In Europe, I'm perfectly slim and fit. When I'm in America, I gain a kilo a week. The difference is not a personal responsibility failure which I suddenly aquire from being 10000 feet up in the air.

It is your choice of how you eat and where while on vacation vs your normal life. Do you eat out 15-20 times a week while at home?
 

flynnibus

Premium Member
The semi-literate teenage high-school dropout. These can hardly be expected to make an educated, mature decision. Hence, when you sell them drugs, it is not their moral failure, but of the one selling them drugs. And of a society - parents, teachers, government - which fails to protect them.

Oh yes.. the 'protect the children' mantra... :rolleyes: Hopeless to carry this conversation on with you if you think children can't be held responsible for not buying drugs, etc.
 

englanddg

One Little Spark...
No, that is me assuming that most teenagers are, in fact, literate people able to make sensible decisions. :)

The example is the exception. The semi-literate high-school dropout. These can hardly be expected to make an educated, mature decision. Hence, when you sell them drugs, it is not their moral failure, but of the one selling them drugs.

Given the fact that eating healthy and not doing drugs is beat into our heads through media and other resources (such as school education, where we have "health" courses...for me I had them every year from age 8 through 16 in public schools around the US...I went to 10 schools in 12 years, we moved a lot)...

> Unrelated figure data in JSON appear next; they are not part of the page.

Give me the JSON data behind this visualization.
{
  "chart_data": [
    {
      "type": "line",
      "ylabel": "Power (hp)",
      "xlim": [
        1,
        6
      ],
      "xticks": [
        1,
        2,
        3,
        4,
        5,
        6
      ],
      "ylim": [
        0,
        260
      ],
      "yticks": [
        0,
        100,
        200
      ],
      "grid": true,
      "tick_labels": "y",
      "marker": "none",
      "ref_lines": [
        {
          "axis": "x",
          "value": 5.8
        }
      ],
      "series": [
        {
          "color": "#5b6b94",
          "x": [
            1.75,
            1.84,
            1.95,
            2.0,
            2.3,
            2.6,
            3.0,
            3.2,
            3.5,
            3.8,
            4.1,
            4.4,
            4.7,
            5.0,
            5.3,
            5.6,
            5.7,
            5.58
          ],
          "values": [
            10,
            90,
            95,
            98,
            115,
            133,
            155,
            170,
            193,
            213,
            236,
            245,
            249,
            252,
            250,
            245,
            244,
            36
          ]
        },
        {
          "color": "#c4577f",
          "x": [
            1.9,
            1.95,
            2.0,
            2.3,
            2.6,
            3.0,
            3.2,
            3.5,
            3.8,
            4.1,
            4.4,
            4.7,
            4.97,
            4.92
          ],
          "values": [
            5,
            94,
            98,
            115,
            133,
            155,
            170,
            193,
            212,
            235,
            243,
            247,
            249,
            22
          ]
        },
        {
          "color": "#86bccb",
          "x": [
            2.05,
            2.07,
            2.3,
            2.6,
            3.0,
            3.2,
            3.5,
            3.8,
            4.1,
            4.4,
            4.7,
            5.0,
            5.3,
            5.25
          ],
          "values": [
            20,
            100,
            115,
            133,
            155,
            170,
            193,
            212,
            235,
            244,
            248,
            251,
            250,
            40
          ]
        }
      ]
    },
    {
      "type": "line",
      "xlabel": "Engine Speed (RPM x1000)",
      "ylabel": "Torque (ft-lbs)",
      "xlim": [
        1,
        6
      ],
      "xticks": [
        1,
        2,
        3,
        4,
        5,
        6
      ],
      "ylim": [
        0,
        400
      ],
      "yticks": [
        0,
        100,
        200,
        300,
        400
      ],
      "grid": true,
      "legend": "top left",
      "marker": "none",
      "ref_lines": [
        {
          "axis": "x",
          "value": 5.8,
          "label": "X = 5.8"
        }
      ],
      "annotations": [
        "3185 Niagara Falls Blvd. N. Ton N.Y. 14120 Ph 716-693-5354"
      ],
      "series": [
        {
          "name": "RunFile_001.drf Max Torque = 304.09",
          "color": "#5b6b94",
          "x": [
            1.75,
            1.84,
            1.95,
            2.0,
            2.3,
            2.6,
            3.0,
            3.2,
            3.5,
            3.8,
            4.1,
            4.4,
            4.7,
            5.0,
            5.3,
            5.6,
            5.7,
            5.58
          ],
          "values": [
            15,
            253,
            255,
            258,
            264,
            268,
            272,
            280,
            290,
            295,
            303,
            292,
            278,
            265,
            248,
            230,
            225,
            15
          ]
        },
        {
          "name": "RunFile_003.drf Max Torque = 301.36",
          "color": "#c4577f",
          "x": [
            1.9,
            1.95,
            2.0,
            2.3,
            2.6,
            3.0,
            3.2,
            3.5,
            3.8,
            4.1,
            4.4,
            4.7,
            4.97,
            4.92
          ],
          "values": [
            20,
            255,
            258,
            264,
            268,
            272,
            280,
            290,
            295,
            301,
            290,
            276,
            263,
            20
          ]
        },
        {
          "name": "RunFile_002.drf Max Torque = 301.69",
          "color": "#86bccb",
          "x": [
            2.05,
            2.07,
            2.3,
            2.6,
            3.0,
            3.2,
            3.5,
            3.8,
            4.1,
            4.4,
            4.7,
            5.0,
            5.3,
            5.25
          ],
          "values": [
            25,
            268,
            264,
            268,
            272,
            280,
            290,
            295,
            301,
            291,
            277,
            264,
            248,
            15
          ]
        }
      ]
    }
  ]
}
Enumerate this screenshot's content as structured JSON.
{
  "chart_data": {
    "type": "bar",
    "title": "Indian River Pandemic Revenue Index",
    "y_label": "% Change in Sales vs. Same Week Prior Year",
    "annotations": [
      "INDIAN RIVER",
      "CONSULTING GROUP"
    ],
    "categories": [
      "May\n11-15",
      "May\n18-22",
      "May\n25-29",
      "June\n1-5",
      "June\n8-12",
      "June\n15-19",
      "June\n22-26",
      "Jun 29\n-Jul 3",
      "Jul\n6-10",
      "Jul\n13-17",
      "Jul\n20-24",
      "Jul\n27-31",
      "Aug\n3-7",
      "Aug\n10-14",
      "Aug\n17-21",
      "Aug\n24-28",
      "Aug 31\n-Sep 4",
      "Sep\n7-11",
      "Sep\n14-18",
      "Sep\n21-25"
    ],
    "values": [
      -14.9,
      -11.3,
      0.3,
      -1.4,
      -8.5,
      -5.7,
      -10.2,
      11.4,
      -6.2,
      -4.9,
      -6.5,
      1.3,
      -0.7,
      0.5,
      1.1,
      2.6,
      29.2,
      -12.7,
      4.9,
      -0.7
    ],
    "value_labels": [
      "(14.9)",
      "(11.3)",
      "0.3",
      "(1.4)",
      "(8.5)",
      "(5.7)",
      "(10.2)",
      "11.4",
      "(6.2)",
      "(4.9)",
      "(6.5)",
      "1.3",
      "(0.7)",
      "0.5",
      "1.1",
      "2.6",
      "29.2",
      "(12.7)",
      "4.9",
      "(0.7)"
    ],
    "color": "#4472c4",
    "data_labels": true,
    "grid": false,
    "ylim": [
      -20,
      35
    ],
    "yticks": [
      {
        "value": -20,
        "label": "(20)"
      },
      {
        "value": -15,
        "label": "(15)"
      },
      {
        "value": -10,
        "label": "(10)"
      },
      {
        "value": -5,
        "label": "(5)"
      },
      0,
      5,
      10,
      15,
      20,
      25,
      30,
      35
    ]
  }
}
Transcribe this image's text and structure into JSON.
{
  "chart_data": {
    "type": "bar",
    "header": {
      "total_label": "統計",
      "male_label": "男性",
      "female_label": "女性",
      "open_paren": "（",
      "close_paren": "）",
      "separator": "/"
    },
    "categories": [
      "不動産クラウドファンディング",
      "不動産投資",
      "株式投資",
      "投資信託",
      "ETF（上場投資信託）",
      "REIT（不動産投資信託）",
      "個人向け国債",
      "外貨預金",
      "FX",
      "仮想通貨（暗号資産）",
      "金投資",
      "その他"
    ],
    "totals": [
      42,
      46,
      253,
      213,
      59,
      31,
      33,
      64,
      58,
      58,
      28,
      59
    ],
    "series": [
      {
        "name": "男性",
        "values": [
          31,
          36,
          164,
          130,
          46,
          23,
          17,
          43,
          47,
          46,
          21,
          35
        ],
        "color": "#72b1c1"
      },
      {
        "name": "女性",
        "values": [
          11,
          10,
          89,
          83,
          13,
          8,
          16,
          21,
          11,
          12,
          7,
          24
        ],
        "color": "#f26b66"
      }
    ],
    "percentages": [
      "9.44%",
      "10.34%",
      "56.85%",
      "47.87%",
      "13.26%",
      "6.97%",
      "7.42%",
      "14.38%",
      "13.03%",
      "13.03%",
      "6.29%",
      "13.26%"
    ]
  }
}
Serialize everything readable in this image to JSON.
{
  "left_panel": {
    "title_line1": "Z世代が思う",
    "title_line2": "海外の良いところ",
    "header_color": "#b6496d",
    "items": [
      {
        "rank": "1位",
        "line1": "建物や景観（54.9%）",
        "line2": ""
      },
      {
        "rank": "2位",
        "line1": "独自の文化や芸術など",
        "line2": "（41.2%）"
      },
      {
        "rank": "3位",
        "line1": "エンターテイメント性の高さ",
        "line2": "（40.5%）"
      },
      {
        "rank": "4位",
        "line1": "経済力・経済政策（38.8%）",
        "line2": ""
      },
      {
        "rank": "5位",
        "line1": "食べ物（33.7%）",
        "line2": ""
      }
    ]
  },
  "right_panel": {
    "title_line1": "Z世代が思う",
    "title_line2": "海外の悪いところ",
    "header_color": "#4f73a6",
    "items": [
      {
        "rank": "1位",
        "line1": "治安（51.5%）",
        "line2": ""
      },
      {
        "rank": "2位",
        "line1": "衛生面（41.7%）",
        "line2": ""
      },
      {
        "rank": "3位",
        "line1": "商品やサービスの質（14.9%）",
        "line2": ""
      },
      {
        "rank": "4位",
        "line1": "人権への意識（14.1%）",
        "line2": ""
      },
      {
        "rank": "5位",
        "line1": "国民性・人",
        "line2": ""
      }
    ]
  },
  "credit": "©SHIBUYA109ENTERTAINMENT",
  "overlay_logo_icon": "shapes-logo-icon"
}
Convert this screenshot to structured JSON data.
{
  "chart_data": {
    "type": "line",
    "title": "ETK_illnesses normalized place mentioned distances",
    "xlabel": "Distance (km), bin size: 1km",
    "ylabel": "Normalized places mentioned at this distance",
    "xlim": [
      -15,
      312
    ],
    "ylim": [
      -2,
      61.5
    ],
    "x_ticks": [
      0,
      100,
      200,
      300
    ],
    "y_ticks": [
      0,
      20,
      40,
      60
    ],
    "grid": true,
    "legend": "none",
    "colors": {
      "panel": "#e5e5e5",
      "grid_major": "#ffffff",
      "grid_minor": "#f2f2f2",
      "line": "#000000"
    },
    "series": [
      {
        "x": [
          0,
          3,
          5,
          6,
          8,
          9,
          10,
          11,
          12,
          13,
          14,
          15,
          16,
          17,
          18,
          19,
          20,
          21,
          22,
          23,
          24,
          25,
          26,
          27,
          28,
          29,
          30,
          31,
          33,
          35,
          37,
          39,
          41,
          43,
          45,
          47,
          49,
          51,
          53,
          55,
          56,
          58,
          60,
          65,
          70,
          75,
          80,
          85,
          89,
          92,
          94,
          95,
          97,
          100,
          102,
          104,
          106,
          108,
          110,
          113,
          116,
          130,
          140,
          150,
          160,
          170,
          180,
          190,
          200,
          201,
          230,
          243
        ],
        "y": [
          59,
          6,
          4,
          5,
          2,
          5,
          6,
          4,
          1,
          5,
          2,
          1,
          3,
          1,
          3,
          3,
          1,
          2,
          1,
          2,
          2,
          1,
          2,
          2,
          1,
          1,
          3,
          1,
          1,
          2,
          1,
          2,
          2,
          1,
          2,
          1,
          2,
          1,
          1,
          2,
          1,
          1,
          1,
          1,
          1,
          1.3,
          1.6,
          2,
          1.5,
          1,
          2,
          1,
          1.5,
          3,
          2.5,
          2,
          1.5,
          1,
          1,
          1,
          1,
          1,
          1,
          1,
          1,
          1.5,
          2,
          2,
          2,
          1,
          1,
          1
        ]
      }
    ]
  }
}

Anyhow, point is, I don't think that it's a matter of ignorance, as you imply. It's a matter of not caring. Which is an individual choice.
 

The Empress Lilly

Well-Known Member
So the fact someone sells something.. people are obligated to buy it? What stupid leap of logic is this? The fact unhealthy stuff is available is not why people fail to make healthy choices.
Few are completely obliged to ever do something. Few smokers were ever put a gun to their head by the tobacco industry. But still they were sold lethal drugs by a cynical industry which employed marketing, lies, deceit on a public subjected to forces such as peer pressure and a failing drug policy.

Don't look funny at me. Look funny at the US supreme court which in recent years has adopted what responsible people have been saying with me all along: smokers are not the only ones to blame, the people selling them junk are too, and the tobacco industry can not escape its responsibility any longer. I predict Big Food will be next.

It is your choice of how you eat and where while on vacation vs your normal life. Do you eat out 15-20 times a week while at home?
When I go to DLP, I lose a kilo. When I go to WDW, I gain a kilo.

One witnesses the same phenomenon at large too: are Americans more ill-disciplined than Frenchmen? Are Americans lacking in personal responsibility more than Germans? I think not. I think the vastly different obesity rates on both sides of the Atlantic are not a matter of moral failure of Americans, but of larger societal forces. (And no subsidised corn syrup in Europe...)

I also understand that Americans are more prone to think in terms of personal responsibilty, individualism, and with a certain disregard for the government and social factors. You'll never agree with me! ;)
And to think that in Europe they call me names for refusing to agree Americans are ill-disciplined fatties!